Hydrogen-induced phase separation in amorphousCu0.5Ti0.5alloys. III. Computer-simulation studies

Abstract

Neutron-diffraction results on amorphous CuTi hydrides have been used to construct a model for the structure of the amorphous matrix and the location of hydrogen. The important modification of the metallic matrix upon hydrogen absorption is simulated by a Monte Carlo procedure with nearest-neighbor exchanges on an $A_{50}$ $B_{50}$ alloy with no size effect. Both initial (chemically ordered) and final (phase-separated) configurations are then numerically relaxed with a set of three Morse potentials in order to account for the size difference between Cu and Ti atoms. The influence of order and size difference on the distribution of interstitial sites is also studied. A good agreement with the experimental interference functions and reduced atomic distribution functions is obtained both before and after hydrogen loading.
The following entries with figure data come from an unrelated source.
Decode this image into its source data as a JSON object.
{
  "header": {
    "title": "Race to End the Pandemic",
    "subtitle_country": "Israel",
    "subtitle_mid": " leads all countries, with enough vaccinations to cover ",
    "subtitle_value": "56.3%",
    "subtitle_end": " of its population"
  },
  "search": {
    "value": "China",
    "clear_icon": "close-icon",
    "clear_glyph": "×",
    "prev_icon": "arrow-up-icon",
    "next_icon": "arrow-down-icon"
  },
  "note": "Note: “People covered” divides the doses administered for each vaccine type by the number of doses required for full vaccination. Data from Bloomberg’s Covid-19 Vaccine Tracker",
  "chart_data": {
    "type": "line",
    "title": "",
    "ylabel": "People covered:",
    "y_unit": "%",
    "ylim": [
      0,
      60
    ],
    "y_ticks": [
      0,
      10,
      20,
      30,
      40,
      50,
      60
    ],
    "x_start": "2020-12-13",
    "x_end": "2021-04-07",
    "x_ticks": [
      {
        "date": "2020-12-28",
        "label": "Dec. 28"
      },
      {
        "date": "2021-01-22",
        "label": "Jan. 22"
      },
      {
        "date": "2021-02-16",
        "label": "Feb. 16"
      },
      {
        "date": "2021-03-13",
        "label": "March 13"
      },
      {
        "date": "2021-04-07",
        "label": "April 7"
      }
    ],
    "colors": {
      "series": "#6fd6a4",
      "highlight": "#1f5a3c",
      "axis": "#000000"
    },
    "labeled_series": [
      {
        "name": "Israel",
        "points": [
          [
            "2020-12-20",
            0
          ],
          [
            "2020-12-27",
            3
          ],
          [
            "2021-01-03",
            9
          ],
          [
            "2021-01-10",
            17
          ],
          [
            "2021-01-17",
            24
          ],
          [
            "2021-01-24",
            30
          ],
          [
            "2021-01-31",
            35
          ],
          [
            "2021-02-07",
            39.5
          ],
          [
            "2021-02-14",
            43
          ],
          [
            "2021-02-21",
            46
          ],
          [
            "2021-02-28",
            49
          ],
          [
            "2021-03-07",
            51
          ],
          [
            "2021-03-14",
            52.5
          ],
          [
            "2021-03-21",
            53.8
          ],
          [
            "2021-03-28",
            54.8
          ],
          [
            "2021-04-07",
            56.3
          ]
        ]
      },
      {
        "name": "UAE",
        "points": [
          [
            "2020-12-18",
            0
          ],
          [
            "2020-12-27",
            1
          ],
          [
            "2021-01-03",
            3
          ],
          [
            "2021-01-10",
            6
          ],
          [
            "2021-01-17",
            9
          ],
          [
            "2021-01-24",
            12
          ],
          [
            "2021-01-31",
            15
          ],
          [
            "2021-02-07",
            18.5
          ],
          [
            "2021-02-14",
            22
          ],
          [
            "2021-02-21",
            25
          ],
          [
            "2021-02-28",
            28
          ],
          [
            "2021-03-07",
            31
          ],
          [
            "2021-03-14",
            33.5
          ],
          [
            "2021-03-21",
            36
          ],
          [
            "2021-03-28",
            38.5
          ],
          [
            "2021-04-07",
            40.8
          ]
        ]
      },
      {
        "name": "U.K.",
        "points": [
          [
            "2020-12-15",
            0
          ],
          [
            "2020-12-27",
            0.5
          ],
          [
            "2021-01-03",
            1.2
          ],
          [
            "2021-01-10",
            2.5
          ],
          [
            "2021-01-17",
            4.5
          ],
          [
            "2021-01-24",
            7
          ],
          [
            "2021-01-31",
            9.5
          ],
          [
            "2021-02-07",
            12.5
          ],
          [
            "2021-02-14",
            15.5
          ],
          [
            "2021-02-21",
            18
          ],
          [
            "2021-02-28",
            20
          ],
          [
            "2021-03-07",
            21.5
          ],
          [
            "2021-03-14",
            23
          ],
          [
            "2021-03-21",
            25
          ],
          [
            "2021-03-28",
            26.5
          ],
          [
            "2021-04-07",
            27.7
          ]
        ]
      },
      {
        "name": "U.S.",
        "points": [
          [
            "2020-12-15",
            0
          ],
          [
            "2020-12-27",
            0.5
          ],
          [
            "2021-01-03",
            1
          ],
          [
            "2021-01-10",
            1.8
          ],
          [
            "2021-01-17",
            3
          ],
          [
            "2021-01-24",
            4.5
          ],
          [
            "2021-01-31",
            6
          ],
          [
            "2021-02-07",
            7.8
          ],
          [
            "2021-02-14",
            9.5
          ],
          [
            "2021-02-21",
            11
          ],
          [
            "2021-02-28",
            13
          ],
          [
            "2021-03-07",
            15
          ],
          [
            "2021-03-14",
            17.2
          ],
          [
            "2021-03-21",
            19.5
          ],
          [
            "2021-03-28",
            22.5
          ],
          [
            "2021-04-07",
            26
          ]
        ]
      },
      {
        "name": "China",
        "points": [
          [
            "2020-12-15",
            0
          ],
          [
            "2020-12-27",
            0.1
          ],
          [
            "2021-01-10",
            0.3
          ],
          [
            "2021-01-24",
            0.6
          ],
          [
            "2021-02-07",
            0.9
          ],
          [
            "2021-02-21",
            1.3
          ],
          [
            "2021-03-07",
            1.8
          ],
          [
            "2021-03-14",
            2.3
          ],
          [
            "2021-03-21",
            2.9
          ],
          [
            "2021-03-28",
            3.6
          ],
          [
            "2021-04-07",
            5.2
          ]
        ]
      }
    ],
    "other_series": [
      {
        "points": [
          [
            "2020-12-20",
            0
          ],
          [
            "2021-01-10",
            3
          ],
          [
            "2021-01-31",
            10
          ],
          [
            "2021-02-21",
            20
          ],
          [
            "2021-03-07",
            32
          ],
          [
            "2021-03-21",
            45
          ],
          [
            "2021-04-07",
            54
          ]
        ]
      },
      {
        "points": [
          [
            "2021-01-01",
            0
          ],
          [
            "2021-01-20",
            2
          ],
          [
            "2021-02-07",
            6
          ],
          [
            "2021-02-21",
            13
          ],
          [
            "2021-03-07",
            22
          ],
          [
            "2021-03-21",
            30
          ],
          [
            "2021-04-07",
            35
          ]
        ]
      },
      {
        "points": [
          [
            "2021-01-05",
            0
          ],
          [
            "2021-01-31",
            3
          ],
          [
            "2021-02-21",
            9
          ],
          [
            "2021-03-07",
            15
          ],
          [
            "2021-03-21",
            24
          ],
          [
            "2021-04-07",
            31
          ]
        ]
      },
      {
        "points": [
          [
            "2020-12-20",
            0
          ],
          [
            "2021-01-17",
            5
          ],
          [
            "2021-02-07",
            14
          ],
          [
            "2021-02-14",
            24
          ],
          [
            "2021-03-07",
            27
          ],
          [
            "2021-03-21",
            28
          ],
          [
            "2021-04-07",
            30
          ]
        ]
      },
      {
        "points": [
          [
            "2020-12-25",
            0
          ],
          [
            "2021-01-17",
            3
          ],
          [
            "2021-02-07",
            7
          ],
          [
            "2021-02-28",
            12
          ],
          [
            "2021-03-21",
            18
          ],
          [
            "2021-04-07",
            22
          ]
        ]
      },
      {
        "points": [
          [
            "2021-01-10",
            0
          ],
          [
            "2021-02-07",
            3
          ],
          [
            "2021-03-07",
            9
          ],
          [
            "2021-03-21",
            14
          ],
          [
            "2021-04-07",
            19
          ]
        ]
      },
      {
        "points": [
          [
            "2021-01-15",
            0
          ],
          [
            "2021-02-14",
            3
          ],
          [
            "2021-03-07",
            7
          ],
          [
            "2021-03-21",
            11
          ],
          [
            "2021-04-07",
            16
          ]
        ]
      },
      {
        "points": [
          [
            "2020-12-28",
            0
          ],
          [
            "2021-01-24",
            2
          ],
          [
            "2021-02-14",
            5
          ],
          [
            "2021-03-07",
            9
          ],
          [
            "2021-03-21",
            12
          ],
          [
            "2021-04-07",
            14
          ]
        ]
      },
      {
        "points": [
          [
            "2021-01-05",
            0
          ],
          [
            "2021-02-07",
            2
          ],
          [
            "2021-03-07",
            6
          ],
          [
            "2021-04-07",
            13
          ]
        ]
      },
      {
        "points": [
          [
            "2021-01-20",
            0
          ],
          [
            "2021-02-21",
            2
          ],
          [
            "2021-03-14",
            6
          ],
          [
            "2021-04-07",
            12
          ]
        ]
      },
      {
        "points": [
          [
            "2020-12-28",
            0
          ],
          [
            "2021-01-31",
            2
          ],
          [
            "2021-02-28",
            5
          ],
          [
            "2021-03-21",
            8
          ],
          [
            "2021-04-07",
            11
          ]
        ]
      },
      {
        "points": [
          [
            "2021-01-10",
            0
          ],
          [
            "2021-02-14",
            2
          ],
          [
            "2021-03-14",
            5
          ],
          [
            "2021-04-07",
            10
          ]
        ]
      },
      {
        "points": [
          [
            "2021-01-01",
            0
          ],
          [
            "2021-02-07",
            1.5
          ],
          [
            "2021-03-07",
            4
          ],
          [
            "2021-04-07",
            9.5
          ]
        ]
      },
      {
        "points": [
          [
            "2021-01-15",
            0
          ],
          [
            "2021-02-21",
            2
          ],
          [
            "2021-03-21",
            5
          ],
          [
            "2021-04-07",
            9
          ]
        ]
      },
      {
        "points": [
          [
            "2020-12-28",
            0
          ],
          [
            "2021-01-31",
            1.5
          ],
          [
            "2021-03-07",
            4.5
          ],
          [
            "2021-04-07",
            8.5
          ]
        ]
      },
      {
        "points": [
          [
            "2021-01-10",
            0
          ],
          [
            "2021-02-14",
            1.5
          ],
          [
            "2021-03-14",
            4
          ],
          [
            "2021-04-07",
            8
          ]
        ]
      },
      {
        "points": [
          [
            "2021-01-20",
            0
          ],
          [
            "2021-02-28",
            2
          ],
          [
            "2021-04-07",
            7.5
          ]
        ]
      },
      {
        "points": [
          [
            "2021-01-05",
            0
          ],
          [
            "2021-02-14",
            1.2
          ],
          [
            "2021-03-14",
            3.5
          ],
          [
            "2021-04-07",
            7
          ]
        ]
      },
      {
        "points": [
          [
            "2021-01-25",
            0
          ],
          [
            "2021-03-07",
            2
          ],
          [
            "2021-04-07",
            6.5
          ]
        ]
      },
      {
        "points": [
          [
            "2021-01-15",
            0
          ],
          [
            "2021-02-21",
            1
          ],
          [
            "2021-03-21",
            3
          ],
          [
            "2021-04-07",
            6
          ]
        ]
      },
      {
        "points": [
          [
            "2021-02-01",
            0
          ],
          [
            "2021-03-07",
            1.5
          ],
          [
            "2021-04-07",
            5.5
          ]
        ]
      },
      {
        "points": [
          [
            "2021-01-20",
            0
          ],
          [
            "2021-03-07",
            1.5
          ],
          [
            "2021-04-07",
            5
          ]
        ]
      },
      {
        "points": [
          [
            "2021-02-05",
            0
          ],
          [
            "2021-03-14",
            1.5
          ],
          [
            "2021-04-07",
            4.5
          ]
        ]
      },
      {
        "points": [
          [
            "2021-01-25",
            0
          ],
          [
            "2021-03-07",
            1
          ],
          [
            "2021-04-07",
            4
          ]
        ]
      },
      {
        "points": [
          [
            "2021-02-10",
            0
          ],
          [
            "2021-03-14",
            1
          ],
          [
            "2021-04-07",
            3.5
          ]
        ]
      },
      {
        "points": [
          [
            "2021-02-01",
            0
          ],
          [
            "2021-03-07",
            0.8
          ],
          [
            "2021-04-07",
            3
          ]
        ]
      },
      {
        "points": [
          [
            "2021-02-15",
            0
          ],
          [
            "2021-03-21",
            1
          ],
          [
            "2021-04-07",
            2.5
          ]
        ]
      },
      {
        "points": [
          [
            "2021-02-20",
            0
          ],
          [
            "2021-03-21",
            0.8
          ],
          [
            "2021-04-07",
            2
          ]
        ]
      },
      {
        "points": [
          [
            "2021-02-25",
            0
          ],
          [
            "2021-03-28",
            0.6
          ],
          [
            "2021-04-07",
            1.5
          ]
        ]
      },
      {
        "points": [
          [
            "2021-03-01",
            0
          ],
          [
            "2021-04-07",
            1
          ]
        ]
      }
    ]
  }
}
On the basis of the experimental results, hydrogen is then introduced in the metallic matrix by considering the occupancy of ${\mathrm{Ti}}_4$ sites only and with hydrogen-hydrogen nearest-neighbor exclusion. Both the variation of the maximum hydrogen content with alloy composition and the partial metal-hydrogen and hydrogen-hydrogen atomic distribution functions are found to agree with experiment.